Abu-Halima Masood, Ludwig Nicole, Rädle-Hurst Tanja, Keller Andreas, Motsch Lars, Marsollek Ina, El Rahman Mohammed Abd, Abdul-Khaliq Hashim, Meese Eckart
Department of Human Genetics, Saarland University, Homburg/Saar, Germany.
Department of Pediatric Cardiology, Saarland University Medical Center, Homburg/Saar, Germany.
Thorac Cardiovasc Surg. 2018 Jan;66(1):116-124. doi: 10.1055/s-0037-1604083. Epub 2017 Jul 5.
Marfan's syndrome (MFS) is an autosomal dominant inheritance disorder with a 1/5,000 live-birth prevalence. It is characterized by a wide range of clinical manifestations with more than 3,000 mutations identified in the gene.
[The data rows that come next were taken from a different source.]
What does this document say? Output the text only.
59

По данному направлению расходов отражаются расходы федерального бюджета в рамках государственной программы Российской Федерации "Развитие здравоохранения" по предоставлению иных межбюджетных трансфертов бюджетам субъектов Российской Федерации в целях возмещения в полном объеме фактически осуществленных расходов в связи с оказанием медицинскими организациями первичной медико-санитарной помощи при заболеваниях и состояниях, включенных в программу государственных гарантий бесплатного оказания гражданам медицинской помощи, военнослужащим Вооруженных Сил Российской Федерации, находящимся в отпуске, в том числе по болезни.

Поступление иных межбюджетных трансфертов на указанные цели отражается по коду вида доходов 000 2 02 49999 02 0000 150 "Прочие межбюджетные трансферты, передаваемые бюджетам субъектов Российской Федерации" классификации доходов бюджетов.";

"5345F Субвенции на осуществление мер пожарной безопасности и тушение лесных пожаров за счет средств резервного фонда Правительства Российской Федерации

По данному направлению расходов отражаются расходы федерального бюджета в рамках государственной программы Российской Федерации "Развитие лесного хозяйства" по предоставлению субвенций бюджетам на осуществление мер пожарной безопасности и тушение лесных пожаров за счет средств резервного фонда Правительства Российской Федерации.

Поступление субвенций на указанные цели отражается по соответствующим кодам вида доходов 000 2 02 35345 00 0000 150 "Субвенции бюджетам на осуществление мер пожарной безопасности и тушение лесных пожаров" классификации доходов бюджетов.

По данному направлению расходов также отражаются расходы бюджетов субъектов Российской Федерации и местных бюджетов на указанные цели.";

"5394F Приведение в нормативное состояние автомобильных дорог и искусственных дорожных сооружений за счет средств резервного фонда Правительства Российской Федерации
In this study, we aimed to determine if specific patterns of circulating micro-RNAs (miRNAs) are associated with MFS-associated with cardiovascular diseases.
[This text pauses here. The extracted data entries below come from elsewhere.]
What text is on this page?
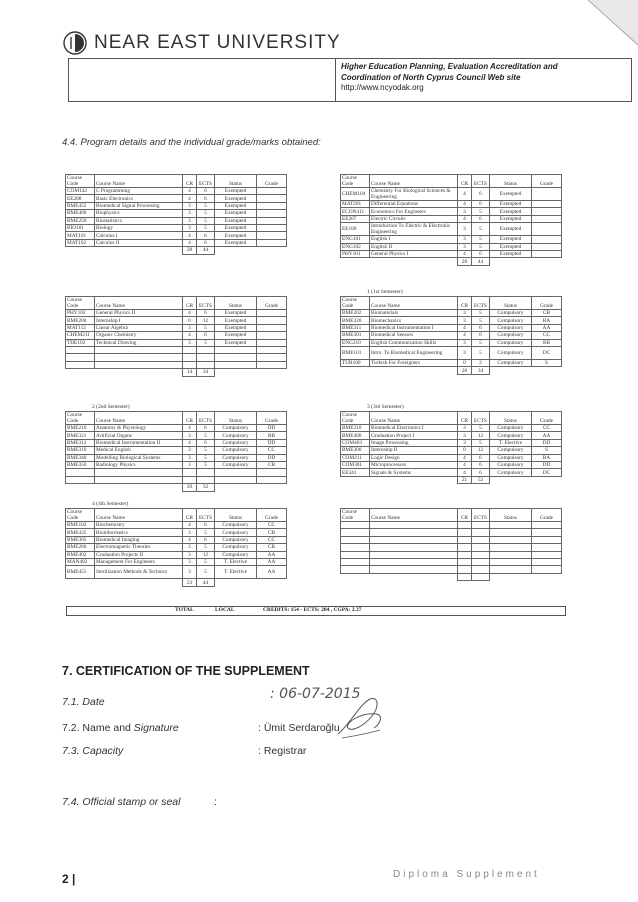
NEAR EAST UNIVERSITY
Higher Education Planning, Evaluation Accreditation and
Coordination of North Cyprus Council Web site
http://www.ncyodak.org
4.4. Program details and the individual grade/marks obtained:
Course Code	Course Name	CR	ECTS	Status	Grade
COM142	C Programming	4	6	Exempted	
EE208	Basic Electronics	4	6	Exempted	
BME452	Biomedical Signal Processing	3	5	Exempted	
BME460	Biophysics	3	5	Exempted	
BME250	Biostatistics	3	5	Exempted	
BIO101	Biology	3	5	Exempted	
MAT101	Calculus I	4	6	Exempted	
MAT102	Calculus II	4	6	Exempted	
		28	44		
Course Code	Course Name	CR	ECTS	Status	Grade
CHEM104	Chemistry For Biological Sciences & Engineering	4	6	Exempted	
MAT201	Differential Equations	4	6	Exempted	
ECON411	Economics For Engineers	3	5	Exempted	
EE207	Electric Circuits	4	6	Exempted	
EE100	Introduction To Electric & Electronic Engineering	3	5	Exempted	
ENG101	English I	3	5	Exempted	
ENG102	English II	3	5	Exempted	
PHY101	General Physics I	4	6	Exempted	
		28	44		
Course Code	Course Name	CR	ECTS	Status	Grade
PHY102	General Physics II	4	6	Exempted	
BME200	Internship I	0	12	Exempted	
MAT112	Linear Algebra	3	5	Exempted	
CHEM211	Organic Chemistry	4	6	Exempted	
TDE102	Technical Drawing	3	5	Exempted	

		14	34		
1 (1st Semester)
Course Code	Course Name	CR	ECTS	Status	Grade
BME202	Biomaterials	3	5	Compulsory	CB
BME320	Biomechanics	3	5	Compulsory	BA
BME311	Biomedical Instrumentation I	4	6	Compulsory	AA
BME301	Biomedical Sensors	4	6	Compulsory	CC
ENG210	English Communication Skills	3	5	Compulsory	BB
BME101	Intro. To Biomedical Engineering	3	5	Compulsory	DC
TUR100	Turkish For Foreigners	0	2	Compulsory	S
		20	34		
2 (2nd Semester)
Course Code	Course Name	CR	ECTS	Status	Grade
BME210	Anatomy & Physiology	4	6	Compulsory	DD
BME321	Artificial Organs	3	5	Compulsory	BB
BME312	Biomedical Instrumentation II	4	6	Compulsory	DD
BME310	Medical English	3	5	Compulsory	CC
BME340	Modelling Biological Systems	3	5	Compulsory	DD
BME350	Radiology Physics	3	5	Compulsory	CB

		20	32		
3 (3rd Semester)
Course Code	Course Name	CR	ECTS	Status	Grade
BME310	Biomedical Electronics I	3	5	Compulsory	CC
BME400	Graduation Project I	3	12	Compulsory	AA
COM463	Image Processing	3	5	T. Elective	DD
BME300	Internship II	0	12	Compulsory	S
COM211	Logic Design	4	6	Compulsory	BA
COM301	Microprocessors	4	6	Compulsory	DD
EE341	Signals & Systems	4	6	Compulsory	DC
		21	52		
4 (4th Semester)
Course Code	Course Name	CR	ECTS	Status	Grade
BME102	Biochemistry	4	6	Compulsory	CC
BME435	Bioinformatics	3	5	Compulsory	CB
BME305	Biomedical Imaging	4	6	Compulsory	CC
BME260	Electromagnetic Theories	3	5	Compulsory	CB
BME402	Graduation Projects II	3	12	Compulsory	AA
MAN402	Management For Engineers	3	5	T. Elective	AA
BME455	Sterilization Methods & Technics	3	5	T. Elective	AA
		23	44		
Course Code	Course Name	CR	ECTS	Status	Grade

TOTAL	LOCAL	CREDITS: 154 - ECTS: 284 , CGPA: 2.37
7. CERTIFICATION OF THE SUPPLEMENT
7.1. Date	: 06-07-2015
7.2. Name and Signature	: Ümit Serdaroğlu
7.3. Capacity	: Registrar
7.4. Official stamp or seal	:
2 |	Diploma Supplement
Microarray-based miRNA profiling was performed on blood samples of 12 MFS patients, and 12 healthy volunteers (HVs) controls and the differences in miRNA abundance between the two groups were validated using independent cohorts of 22 MFS and of 22 HV controls by real-time quantitative polymerase chain reaction (RT-qPCR). Enrichment analyses of altered miRNA abundance were predicted using bioinformatics tools.
Altered miRNA abundance levels were determined between MFS ( = 34) and HVs ( = 34). In a screening phase, we analyzed 12 patients with MFS and 12 HVs by miRNA microarray. We found 198 miRNAs that were significantly altered in MFS patients as compared with HVs, including 16 miRNAs with a more than 1.5-fold change. Out of these 16 miRNAs, 10 showed a decreased abundance and 6 showed an increased abundance. In the validation phase, we analyzed independent cohorts of 22 MFS and of 22 HV controls by RT-qPCR. We confirmed the direction of abundance changes and the significance of different abundances between MFS patients and HVs for four miRNAs, namely, miR-362-5p, miR-339-3p, miR-340-5p, and miR-210-3p. Only the miR-150-5p showed a significant correlation with mitral valve prolapse ( = 0.010). The predicted targets for the validated miRNAs were associated with signal transduction, tissue remodeling, and cellular interaction pathways.
The altered abundance level of different miRNAs in whole blood of MFS patients lays the ground to the development of novel diagnostic approaches with altered miRNAs levels associated with MFS with manifestations associated with cardiovascular diseases.
马凡综合征(MFS)是一种常染色体显性遗传疾病,活产患病率为1/5000。其临床表现多样,该基因已鉴定出3000多种突变。在本研究中,我们旨在确定循环微RNA(miRNA)的特定模式是否与MFS相关的心血管疾病有关。
对12例MFS患者和12例健康志愿者(HV)的血液样本进行基于微阵列的miRNA分析,并通过实时定量聚合酶链反应(RT-qPCR),使用22例MFS患者和22例HV对照的独立队列验证两组之间miRNA丰度的差异。使用生物信息学工具预测miRNA丰度改变的富集分析。
确定了MFS患者(n = 34)和HV(n = 34)之间miRNA丰度水平的改变。在筛选阶段,我们通过miRNA微阵列分析了12例MFS患者和12例HV。我们发现与HV相比,MFS患者中有198种miRNA发生了显著改变,其中16种miRNA的变化超过1.5倍。在这16种miRNA中,10种丰度降低,6种丰度增加。在验证阶段,我们通过RT-qPCR分析了22例MFS患者和22例HV对照的独立队列。我们证实了4种miRNA,即miR-362-5p、miR-339-3p、miR-340-5p和miR-210-3p在MFS患者和HV之间丰度变化的方向以及不同丰度的显著性。只有miR-150-5p与二尖瓣脱垂显著相关(P = 0.010)。验证的miRNA的预测靶标与信号转导、组织重塑和细胞相互作用途径有关。
MFS患者全血中不同miRNA丰度水平的改变为开发新的诊断方法奠定了基础,这些方法利用与MFS相关且与心血管疾病表现相关的miRNA水平的改变。